The illusion of flawless presentation
Stories illustrate this well. One contributor, Donna Milligan Meadows, remembered a friend named Sara whose home appeared impeccably wallpapered, yet Sara quietly admitted her own seams weren’t perfect. Donna fretted over a wallpaper line that didn’t meet the ceiling, only to learn that close observers rarely notice the tiny imperfections that consume her attention. Years later Donna prepared her backyard for a daughter’s wedding—flowers matched the palette, but heavy rains brought fungus and mushrooms across the lawn. Remembering Sara’s words about appearance as an illusion calmed Donna, and the ceremony was received as the magical event everyone hoped for despite the imperfections.
A practical target: why 90% makes sense
Adopting a working standard around 90% or 90–95% can be liberating.

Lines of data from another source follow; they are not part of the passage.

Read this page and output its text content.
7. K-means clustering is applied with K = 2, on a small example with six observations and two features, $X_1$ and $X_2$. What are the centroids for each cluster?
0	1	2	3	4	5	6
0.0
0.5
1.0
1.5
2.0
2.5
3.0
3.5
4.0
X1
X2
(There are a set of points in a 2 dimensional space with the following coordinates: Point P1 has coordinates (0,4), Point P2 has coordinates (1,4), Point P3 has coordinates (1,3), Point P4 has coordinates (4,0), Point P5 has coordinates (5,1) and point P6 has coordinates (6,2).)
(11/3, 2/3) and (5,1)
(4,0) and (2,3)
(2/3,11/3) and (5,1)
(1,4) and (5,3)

Imagine you have three major buckets to manage: family, relationship, and career. If you aim to complete each at 90% competence, your combined output is substantial compared with dedicating massive energy to perfecting one area while neglecting the rest. That arithmetic—doing several things well versus one thing perfectly—often produces better life outcomes and maintains momentum. Embracing a reliable, nonzero level of quality across domains increases resilience and reduces the frequency of crisis-driven fixes.
The cost of trade-offs
Trade-offs are inevitable when you juggle multiple full-time roles. There were evenings when a child needed help with homework but a professional dinner demanded attendance, and other times a partner or work project had to give way. The more you insist on faultless performance in every moment, the more you magnify those trade-offs into guilt or failure. Editors and readers of long-running projects often remind me that our collective good enough is frequently more polished than many people’s idealized perfection. Even prestigious publications contain errors, and reader feedback helps correct issues in later printings.

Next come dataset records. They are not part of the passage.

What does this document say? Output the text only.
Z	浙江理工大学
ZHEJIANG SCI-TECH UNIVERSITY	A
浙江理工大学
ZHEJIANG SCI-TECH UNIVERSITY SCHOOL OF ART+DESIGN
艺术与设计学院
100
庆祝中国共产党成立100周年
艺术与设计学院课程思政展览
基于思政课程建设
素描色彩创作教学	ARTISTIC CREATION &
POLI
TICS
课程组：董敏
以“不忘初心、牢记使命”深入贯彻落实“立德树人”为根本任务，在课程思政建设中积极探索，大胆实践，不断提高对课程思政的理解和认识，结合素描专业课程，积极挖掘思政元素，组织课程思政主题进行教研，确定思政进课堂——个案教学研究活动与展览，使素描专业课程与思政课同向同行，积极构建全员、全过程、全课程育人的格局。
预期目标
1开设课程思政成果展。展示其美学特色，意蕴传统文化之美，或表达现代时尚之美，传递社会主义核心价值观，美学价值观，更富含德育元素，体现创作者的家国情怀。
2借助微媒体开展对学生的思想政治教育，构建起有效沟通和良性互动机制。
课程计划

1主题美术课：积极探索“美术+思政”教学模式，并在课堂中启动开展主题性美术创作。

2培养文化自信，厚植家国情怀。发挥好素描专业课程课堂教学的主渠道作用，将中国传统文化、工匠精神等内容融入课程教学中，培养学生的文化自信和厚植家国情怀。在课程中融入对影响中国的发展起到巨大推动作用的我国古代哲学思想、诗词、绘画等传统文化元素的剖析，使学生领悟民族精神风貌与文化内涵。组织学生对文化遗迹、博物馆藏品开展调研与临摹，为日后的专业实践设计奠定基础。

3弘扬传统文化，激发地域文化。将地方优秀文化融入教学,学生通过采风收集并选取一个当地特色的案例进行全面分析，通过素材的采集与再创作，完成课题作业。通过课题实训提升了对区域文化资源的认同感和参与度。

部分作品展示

How to practice aiming for excellent, not perfect
Start by naming one activity where a reduction in standard would not harm core outcomes: a weeknight dinner, a party appetizer, or the formatting of a nonessential report. Set a conscious target—90%—and notice how much time and stress you reclaim. Use simple rules: batch tasks that demand precision, assign deadlines that prevent endless polishing, and invite trusted others to catch obvious mistakes so you can release work more confidently. Treat good enough as a strategy rather than a compromise, and measure its effects on your time, mood, and relationships.

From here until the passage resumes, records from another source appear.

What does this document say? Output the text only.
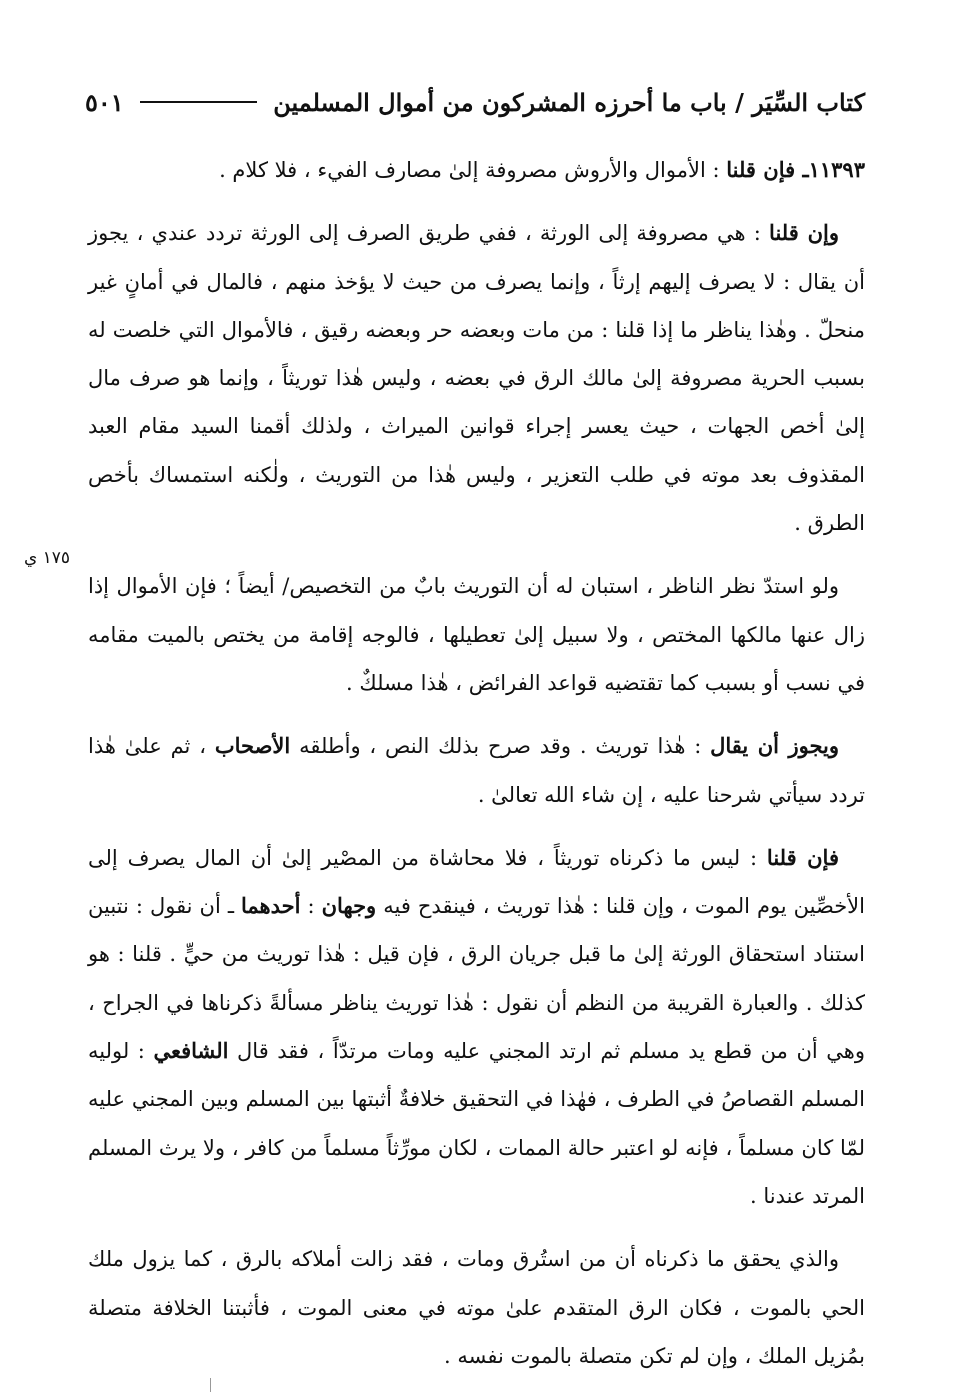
كتاب السِّيَر / باب ما أحرزه المشركون من أموال المسلمين
٥٠١
١٧٥ ي

١١٣٩٣ـ فإن قلنا : الأموال والأروش مصروفة إلىٰ مصارف الفيء ، فلا كلام .

وإن قلنا : هي مصروفة إلى الورثة ، ففي طريق الصرف إلى الورثة تردد عندي ، يجوز أن يقال : لا يصرف إليهم إرثاً ، وإنما يصرف من حيث لا يؤخذ منهم ، فالمال في أمانٍ غير منحلّ . وهٰذا يناظر ما إذا قلنا : من مات وبعضه حر وبعضه رقيق ، فالأموال التي خلصت له بسبب الحرية مصروفة إلىٰ مالك الرق في بعضه ، وليس هٰذا توريثاً ، وإنما هو صرف مال إلىٰ أخص الجهات ، حيث يعسر إجراء قوانين الميراث ، ولذلك أقمنا السيد مقام العبد المقذوف بعد موته في طلب التعزير ، وليس هٰذا من التوريث ، ولٰكنه استمساك بأخص الطرق .

ولو استدّ نظر الناظر ، استبان له أن التوريث بابٌ من التخصيص/ أيضاً ؛ فإن الأموال إذا زال عنها مالكها المختص ، ولا سبيل إلىٰ تعطيلها ، فالوجه إقامة من يختص بالميت مقامه في نسب أو بسبب كما تقتضيه قواعد الفرائض ، هٰذا مسلكٌ .

ويجوز أن يقال : هٰذا توريث . وقد صرح بذلك النص ، وأطلقه الأصحاب ، ثم علىٰ هٰذا تردد سيأتي شرحنا عليه ، إن شاء الله تعالىٰ .

فإن قلنا : ليس ما ذكرناه توريثاً ، فلا محاشاة من المصْير إلىٰ أن المال يصرف إلى الأخصِّين يوم الموت ، وإن قلنا : هٰذا توريث ، فينقدح فيه وجهان : أحدهما ـ أن نقول : نتبين استناد استحقاق الورثة إلىٰ ما قبل جريان الرق ، فإن قيل : هٰذا توريث من حيٍّ . قلنا : هو كذلك . والعبارة القريبة من النظم أن نقول : هٰذا توريث يناظر مسألةً ذكرناها في الجراح ، وهي أن من قطع يد مسلم ثم ارتد المجني عليه ومات مرتدّاً ، فقد قال الشافعي : لوليه المسلم القصاصُ في الطرف ، فهٰذا في التحقيق خلافةٌ أثبتها بين المسلم وبين المجني عليه لمّا كان مسلماً ، فإنه لو اعتبر حالة الممات ، لكان مورِّثاً مسلماً من كافر ، ولا يرث المسلم المرتد عندنا .

والذي يحقق ما ذكرناه أن من استُرق ومات ، فقد زالت أملاكه بالرق ، كما يزول ملك الحي بالموت ، فكان الرق المتقدم علىٰ موته في معنى الموت ، فأثبتنا الخلافة متصلة بمُزيل الملك ، وإن لم تكن متصلة بالموت نفسه .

Questions to start the habit
Are you maintaining a standard that helps you move forward, or one that freezes progress? Can you identify one area where accepting slightly less detail would meaningfully reduce stress and improve balance? Try a short experiment: deliberately aim for 90% in one task for a month and reflect on the results. Notice decreases in anxiety, increases in overall productivity, and whether relationships feel better when you stop forcing perfection. The answers will help you decide which standards deserve relentless attention and which can be relaxed without losing what matters most.